Солнце стояло прямо над лесом, когда через час-другой после визита Казана Серая Волчица ускользнула. Над логовом Ба-Ри громоздилась груда валежника высотой в сорок футов – сквозь переломанные примятые ветки не проникало ни единого луча света. Эта чернота не пугала Ба-Ри – он еще не понимал, в чем смысл света. Первым настоящим ужасом в его жизни должен был стать день, а не ночь. Поэтому он без особых опасений затявкал, чтобы мать подождала его, а потом последовал за ней. Если Серая Волчица и слышала его, то не обратила внимания на его зов, и царапанье ее когтей по сухому дереву быстро затихло вдали.
На этот раз Ба-Ри не остановился перед восьмидюймовым бревном, которое с самого начала служило границей его мира в этом направлении. Он вскарабкался на бревно и перевалился на другую сторону. Там расстилался новый мир, огромный, незнакомый, полный приключений, и Ба-Ри бесстрашно устремился в него.
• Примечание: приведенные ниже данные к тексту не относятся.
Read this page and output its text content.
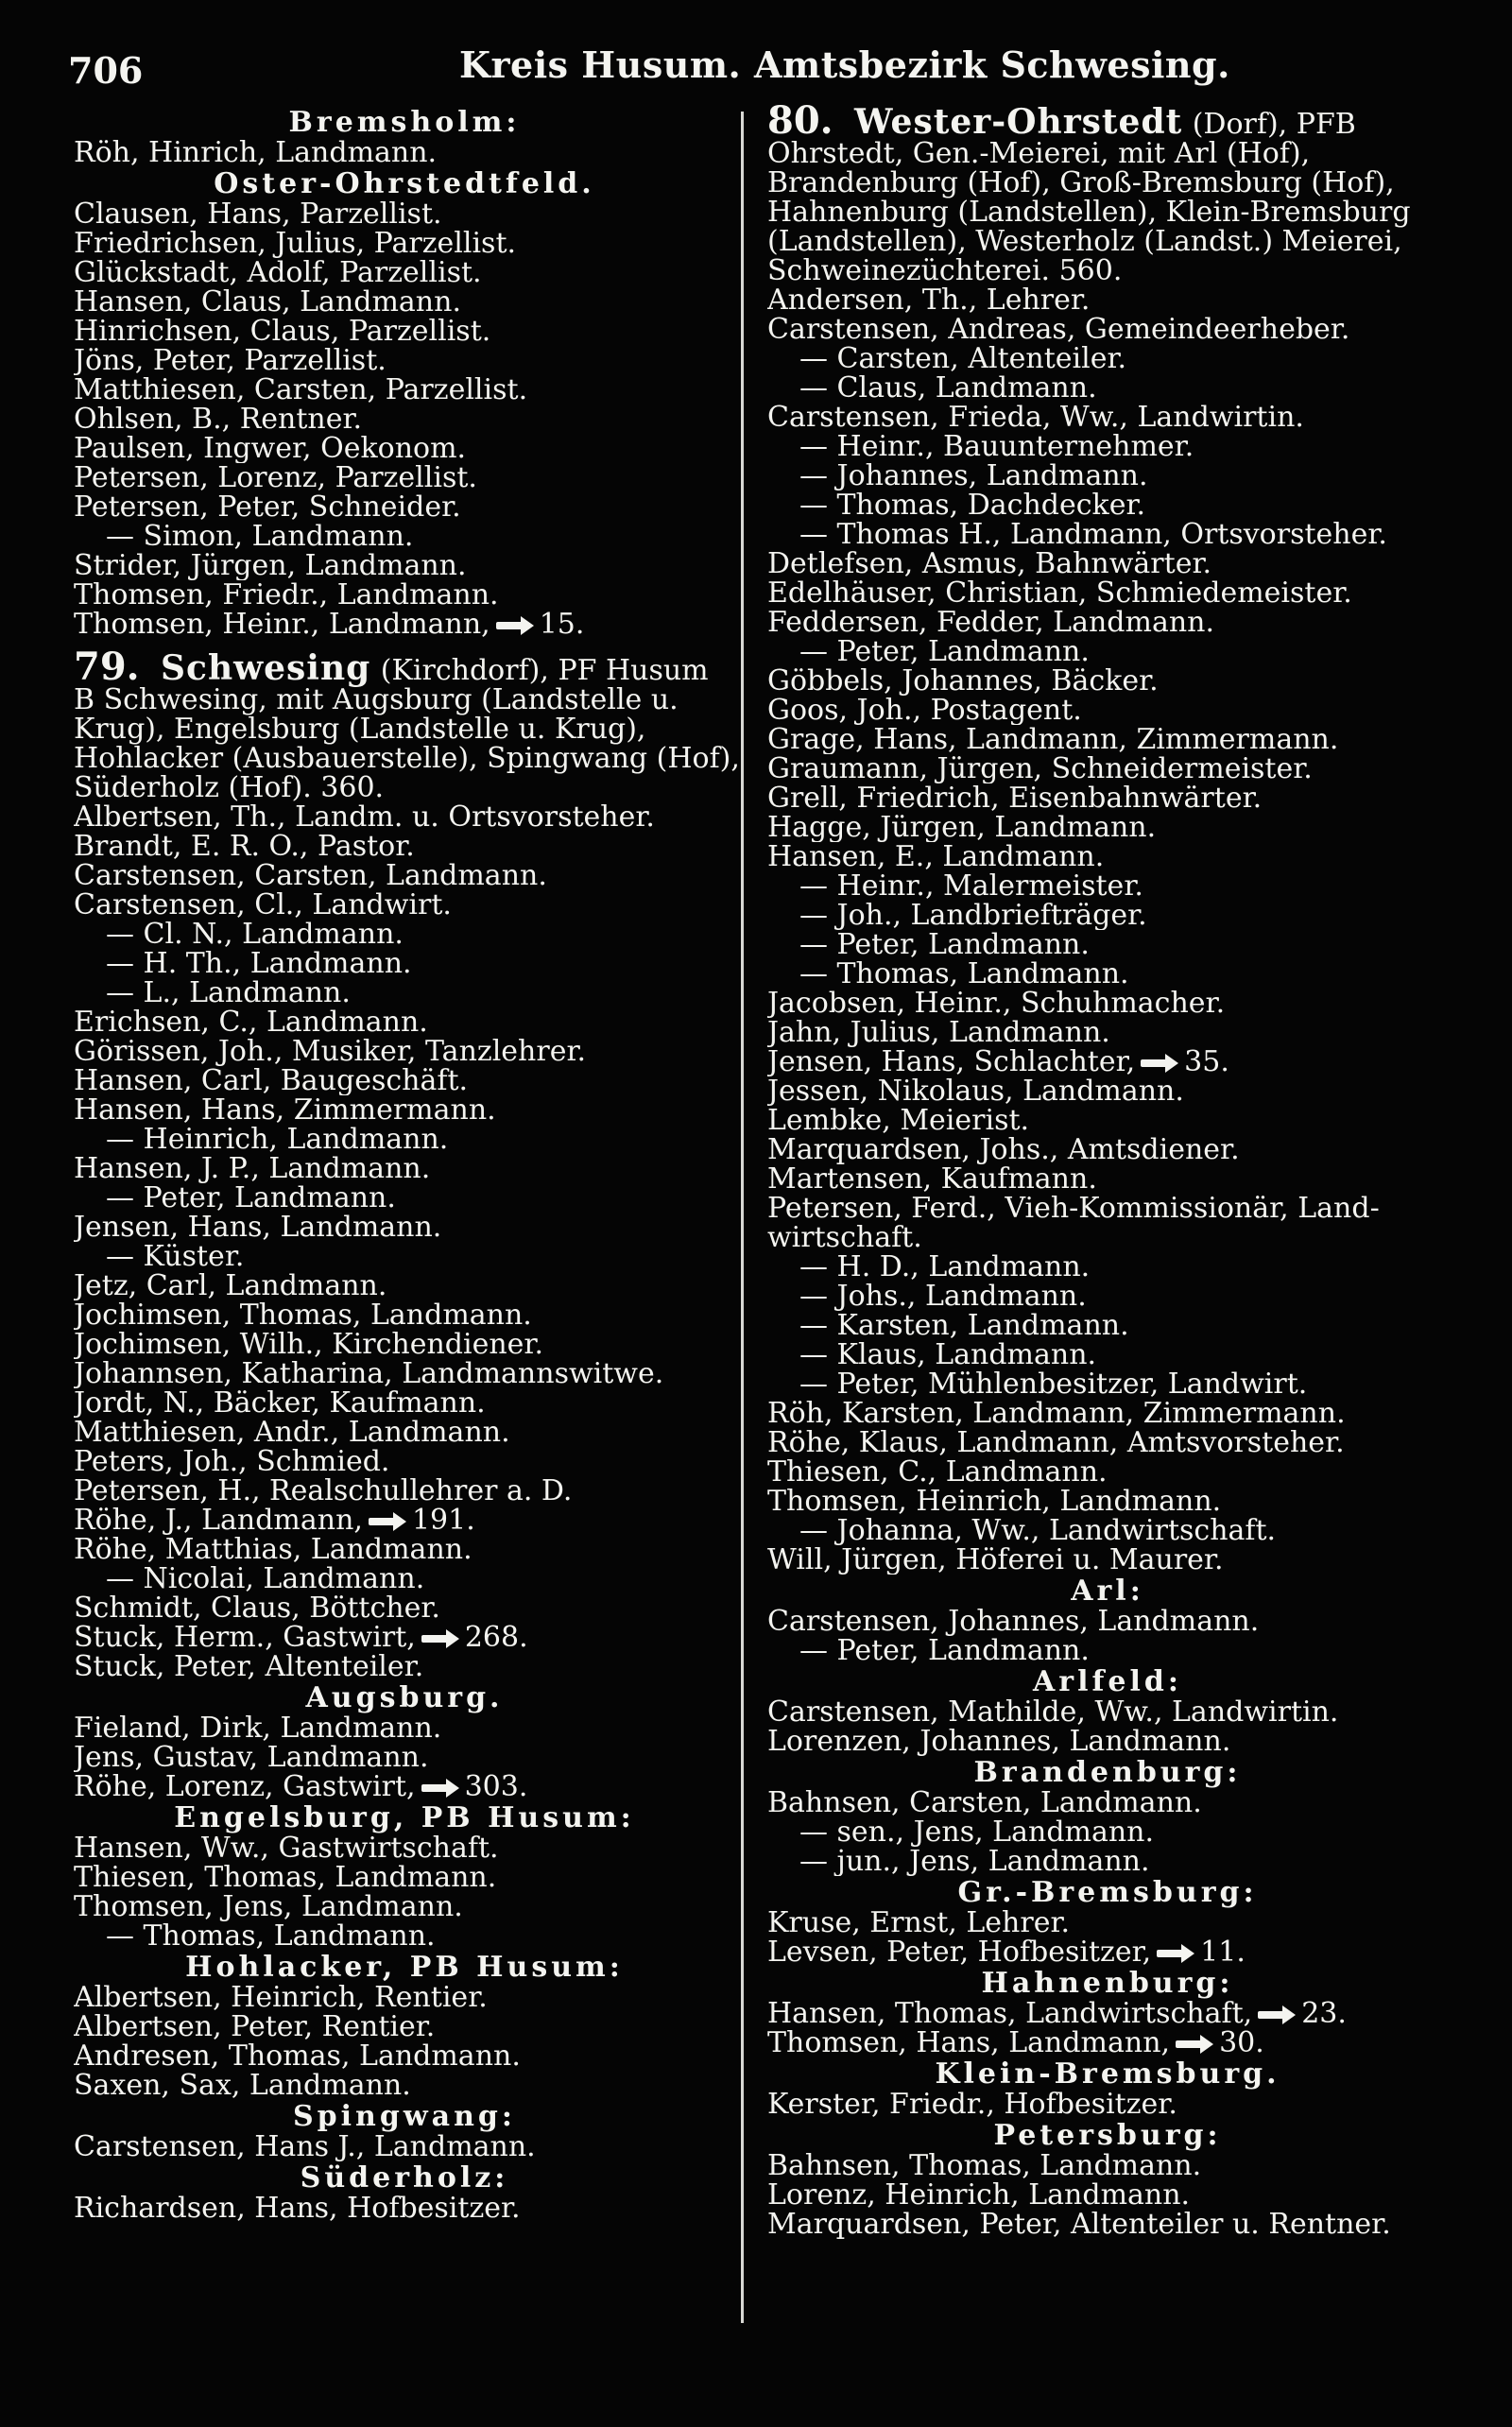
706	Kreis Husum. Amtsbezirk Schwesing.
Bremsholm:
Röh, Hinrich, Landmann.
Oster-Ohrstedtfeld.
Clausen, Hans, Parzellist.
Friedrichsen, Julius, Parzellist.
Glückstadt, Adolf, Parzellist.
Hansen, Claus, Landmann.
Hinrichsen, Claus, Parzellist.
Jöns, Peter, Parzellist.
Matthiesen, Carsten, Parzellist.
Ohlsen, B., Rentner.
Paulsen, Ingwer, Oekonom.
Petersen, Lorenz, Parzellist.
Petersen, Peter, Schneider.
— Simon, Landmann.
Strider, Jürgen, Landmann.
Thomsen, Friedr., Landmann.
Thomsen, Heinr., Landmann, 15.
79. Schwesing (Kirchdorf), PF Husum
B Schwesing, mit Augsburg (Landstelle u.
Krug), Engelsburg (Landstelle u. Krug),
Hohlacker (Ausbauerstelle), Spingwang (Hof),
Süderholz (Hof). 360.
Albertsen, Th., Landm. u. Ortsvorsteher.
Brandt, E. R. O., Pastor.
Carstensen, Carsten, Landmann.
Carstensen, Cl., Landwirt.
— Cl. N., Landmann.
— H. Th., Landmann.
— L., Landmann.
Erichsen, C., Landmann.
Görissen, Joh., Musiker, Tanzlehrer.
Hansen, Carl, Baugeschäft.
Hansen, Hans, Zimmermann.
— Heinrich, Landmann.
Hansen, J. P., Landmann.
— Peter, Landmann.
Jensen, Hans, Landmann.
— Küster.
Jetz, Carl, Landmann.
Jochimsen, Thomas, Landmann.
Jochimsen, Wilh., Kirchendiener.
Johannsen, Katharina, Landmannswitwe.
Jordt, N., Bäcker, Kaufmann.
Matthiesen, Andr., Landmann.
Peters, Joh., Schmied.
Petersen, H., Realschullehrer a. D.
Röhe, J., Landmann, 191.
Röhe, Matthias, Landmann.
— Nicolai, Landmann.
Schmidt, Claus, Böttcher.
Stuck, Herm., Gastwirt, 268.
Stuck, Peter, Altenteiler.
Augsburg.
Fieland, Dirk, Landmann.
Jens, Gustav, Landmann.
Röhe, Lorenz, Gastwirt, 303.
Engelsburg, PB Husum:
Hansen, Ww., Gastwirtschaft.
Thiesen, Thomas, Landmann.
Thomsen, Jens, Landmann.
— Thomas, Landmann.
Hohlacker, PB Husum:
Albertsen, Heinrich, Rentier.
Albertsen, Peter, Rentier.
Andresen, Thomas, Landmann.
Saxen, Sax, Landmann.
Spingwang:
Carstensen, Hans J., Landmann.
Süderholz:
Richardsen, Hans, Hofbesitzer.
80. Wester-Ohrstedt (Dorf), PFB
Ohrstedt, Gen.-Meierei, mit Arl (Hof),
Brandenburg (Hof), Groß-Bremsburg (Hof),
Hahnenburg (Landstellen), Klein-Bremsburg
(Landstellen), Westerholz (Landst.) Meierei,
Schweinezüchterei. 560.
Andersen, Th., Lehrer.
Carstensen, Andreas, Gemeindeerheber.
— Carsten, Altenteiler.
— Claus, Landmann.
Carstensen, Frieda, Ww., Landwirtin.
— Heinr., Bauunternehmer.
— Johannes, Landmann.
— Thomas, Dachdecker.
— Thomas H., Landmann, Ortsvorsteher.
Detlefsen, Asmus, Bahnwärter.
Edelhäuser, Christian, Schmiedemeister.
Feddersen, Fedder, Landmann.
— Peter, Landmann.
Göbbels, Johannes, Bäcker.
Goos, Joh., Postagent.
Grage, Hans, Landmann, Zimmermann.
Graumann, Jürgen, Schneidermeister.
Grell, Friedrich, Eisenbahnwärter.
Hagge, Jürgen, Landmann.
Hansen, E., Landmann.
— Heinr., Malermeister.
— Joh., Landbriefträger.
— Peter, Landmann.
— Thomas, Landmann.
Jacobsen, Heinr., Schuhmacher.
Jahn, Julius, Landmann.
Jensen, Hans, Schlachter, 35.
Jessen, Nikolaus, Landmann.
Lembke, Meierist.
Marquardsen, Johs., Amtsdiener.
Martensen, Kaufmann.
Petersen, Ferd., Vieh-Kommissionär, Land-
wirtschaft.
— H. D., Landmann.
— Johs., Landmann.
— Karsten, Landmann.
— Klaus, Landmann.
— Peter, Mühlenbesitzer, Landwirt.
Röh, Karsten, Landmann, Zimmermann.
Röhe, Klaus, Landmann, Amtsvorsteher.
Thiesen, C., Landmann.
Thomsen, Heinrich, Landmann.
— Johanna, Ww., Landwirtschaft.
Will, Jürgen, Höferei u. Maurer.
Arl:
Carstensen, Johannes, Landmann.
— Peter, Landmann.
Arlfeld:
Carstensen, Mathilde, Ww., Landwirtin.
Lorenzen, Johannes, Landmann.
Brandenburg:
Bahnsen, Carsten, Landmann.
— sen., Jens, Landmann.
— jun., Jens, Landmann.
Gr.-Bremsburg:
Kruse, Ernst, Lehrer.
Levsen, Peter, Hofbesitzer, 11.
Hahnenburg:
Hansen, Thomas, Landwirtschaft, 23.
Thomsen, Hans, Landmann, 30.
Klein-Bremsburg.
Kerster, Friedr., Hofbesitzer.
Petersburg:
Bahnsen, Thomas, Landmann.
Lorenz, Heinrich, Landmann.
Marquardsen, Peter, Altenteiler u. Rentner.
Первые двадцать ярдов заняли у него много времени. Потом он добрался до бревна, отполированного ногами Серой Волчицы и Казана, и, то и дело останавливаясь, чтобы поплакать и позвать мать, стал продвигаться по нему все дальше и дальше. С каждым шагом его мир любопытным образом менялся. Ба-Ри не знал ничего, кроме тьмы. А теперь его тьма распадалась на удивительные формы и тени. Его вдруг ослепила вспышка наверху – луч солнечного света, – и Ба-Ри до того испугался, что распластался на бревне и с полминуты не шевелился. Потом пополз дальше. Где-то внизу пискнул горностай. Ба-Ри услышал проворный топоток белки и любопытное «вуть-вуть-вуть», совсем не похожее на звуки, которые издавала мать. Ба-Ри сбился с дороги.
Бревно было уже не гладкое и вело его все вверх и вверх в перепутаницу валежника, и с каждым шагом лаз становился все у`же. Ба-Ри заскулил. Его мягкий носик тщетно ловил теплый запах матери. Путешествие оборвалось внезапно: Ба-Ри потерял равновесие и упал. Поняв, что соскальзывает с бревна, он пронзительно взвизгнул – и рухнул вниз. Должно быть, он забрался по валежнику очень высоко, поскольку ему показалось, что он падает с головокружительной высоты. Его маленькое мягкое тельце ударялось о сучья, его швыряло туда-сюда, а когда он наконец шлепнулся на землю, то едва дышал. Но он быстро встал на четыре дрожащие ножки – и заморгал.